You know a town is football-obsessed when they’re driving 11 hours out and back to play their local game every Saturday. For the residents in the town of Ngukurr, it’s been this way for years.
Ngukurr is a community of around 1,100 people in one of the most remote areas of south-east Arnhem Land, and approximately 92% of them are First Nations peoples. It’s residents are some of the most disadvantaged in Australia, with the median weekly income for families almost half of the poverty line.
Because of their remote location, football players and spectators from Ngukurr take two buses to Katherine, as key members in the Big Rivers AFL competition. But soon Ngukurr will be able to host its own games from its $24 million multi-purpose sports, community and recreation hub, developed by Yugul Mangi Development Aboriginal Corporation.
The project includes a football oval resurfaced with grass, a community hub with a kitchen, multi-function room, toilets, sports facilities and a gym, with a design that emphasises cultural sensitivity, including separate male and female spaces and culturally appropriate entries and exits for both their active men and women’s teams.

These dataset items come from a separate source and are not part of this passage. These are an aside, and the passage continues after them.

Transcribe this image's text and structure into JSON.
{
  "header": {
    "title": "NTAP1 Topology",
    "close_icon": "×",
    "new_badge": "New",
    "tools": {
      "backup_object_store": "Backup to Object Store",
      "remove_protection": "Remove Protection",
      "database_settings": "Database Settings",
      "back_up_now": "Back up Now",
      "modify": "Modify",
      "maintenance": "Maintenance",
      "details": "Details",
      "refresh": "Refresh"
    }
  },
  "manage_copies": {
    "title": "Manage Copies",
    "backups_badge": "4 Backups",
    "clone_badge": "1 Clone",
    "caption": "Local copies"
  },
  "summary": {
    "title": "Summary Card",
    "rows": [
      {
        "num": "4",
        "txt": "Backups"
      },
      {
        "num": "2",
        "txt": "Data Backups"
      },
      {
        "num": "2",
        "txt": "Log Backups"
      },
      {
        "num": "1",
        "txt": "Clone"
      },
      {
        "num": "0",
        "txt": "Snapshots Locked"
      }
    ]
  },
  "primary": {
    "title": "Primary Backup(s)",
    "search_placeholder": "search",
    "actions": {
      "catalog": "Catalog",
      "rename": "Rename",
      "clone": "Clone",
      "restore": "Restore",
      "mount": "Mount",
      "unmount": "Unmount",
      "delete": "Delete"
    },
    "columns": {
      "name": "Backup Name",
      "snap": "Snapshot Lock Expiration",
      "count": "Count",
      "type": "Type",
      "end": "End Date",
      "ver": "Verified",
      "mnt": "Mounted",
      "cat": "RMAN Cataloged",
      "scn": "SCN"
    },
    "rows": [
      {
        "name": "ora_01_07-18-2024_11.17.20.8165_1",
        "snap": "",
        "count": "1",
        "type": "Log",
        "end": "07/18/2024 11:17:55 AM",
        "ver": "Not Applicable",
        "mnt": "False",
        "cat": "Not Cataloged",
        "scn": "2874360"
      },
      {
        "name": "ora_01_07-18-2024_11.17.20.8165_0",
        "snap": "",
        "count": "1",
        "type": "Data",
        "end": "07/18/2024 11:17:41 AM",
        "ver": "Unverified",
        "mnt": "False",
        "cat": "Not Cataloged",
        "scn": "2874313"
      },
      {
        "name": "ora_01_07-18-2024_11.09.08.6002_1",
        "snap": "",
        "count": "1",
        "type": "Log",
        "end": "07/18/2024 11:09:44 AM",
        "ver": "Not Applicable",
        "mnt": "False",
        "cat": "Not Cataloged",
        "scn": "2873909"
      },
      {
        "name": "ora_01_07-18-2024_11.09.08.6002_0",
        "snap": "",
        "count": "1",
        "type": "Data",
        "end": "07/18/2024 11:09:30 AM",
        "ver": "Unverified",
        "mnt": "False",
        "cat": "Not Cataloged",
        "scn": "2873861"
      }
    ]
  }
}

Funded by various grants, the Ngukurr Community Sporting Precinct is not simply a grant-and-build project, nor is it just the Ngukurr Football Club. It’s the result of self-determination from a remote community to drive grassroots, sustainable action and make major change happen.
For the past five years, the Ngukurr community has engaged stakeholder consultants, a funding application consultant, applied for various grants and sought extensive consultation and input from the local community, slowly assembling the right people and taking steps to plan the community hub around the football oval.
“It all started when Yugul Mangi self-funded the resurfacing of the Ngukurr football oval with grass, so their beloved Bulldogs could play on a safer surface,” says Hames Sharley Northern Territory Studio Leader, Alex Quin.
“Now it’s a complex community project with a different conglomeration of funding agreements delivered in different stages – and it’s all being delivered by community.”

The result is a transformative hub to be completed in three stages, placing community, sport and recreation at the heart of Ngukurr, bringing together local communities to engage in sports and recreational activities, fostering connection and improving health and wellness. It will also reduce the 11 hours travel to Katherine each week, delivering sport and its benefits directly to the community.
“Thanks to the community of Ngukurr and the Yugul Mangi Development Aboriginal Corporation, we have been involved in a reiterative and collaborative design process. The design outcome is not ‘our design’, it is the community’s. We are simply the tool to facilitate their vision,” Alex says.
For example, the first meeting was a cultural awareness presentation by local elders to ensure the Hames Sharley team was aware of culturally sensitive language, social protocols and specific sites in and around community that were restricted. Subsequent community consultation was on-site at picnic tables under shade trees. Both conveyed a need greater than the buildings; to a broader vision to sustain the whole community and its surrounds.
“The only way to design something that fulfils the community’s needs is to first listen, then propose scenarios to test our understanding and then to listen again. This collaborative process is the only path to ensure the design satisfies the community’s needs, and provides spaces that are culturally appropriate,” Alex says.
More widely, the Ngukurr project serves as a model for others, demonstrating what communities can achieve by working together to drive the change they want to see.
“The community members here in one of Australia’s remotest places have the will, determination and motivation to get this critical piece of community infrastructure delivered purposefully, ensuring everyone understands the process and has the time to engage in it,” Alex says. “It’s an inspiring example of a project by community, for community.”
“This is an empowering process for the community of Ngukurr and one that Hames Sharley is privileged to be part of.”
With the project currently in design development phase, there is still plenty more work to do, to honour and embed the values that uphold a strong culture, creating a lasting legacy that celebrates community, diversity and growth.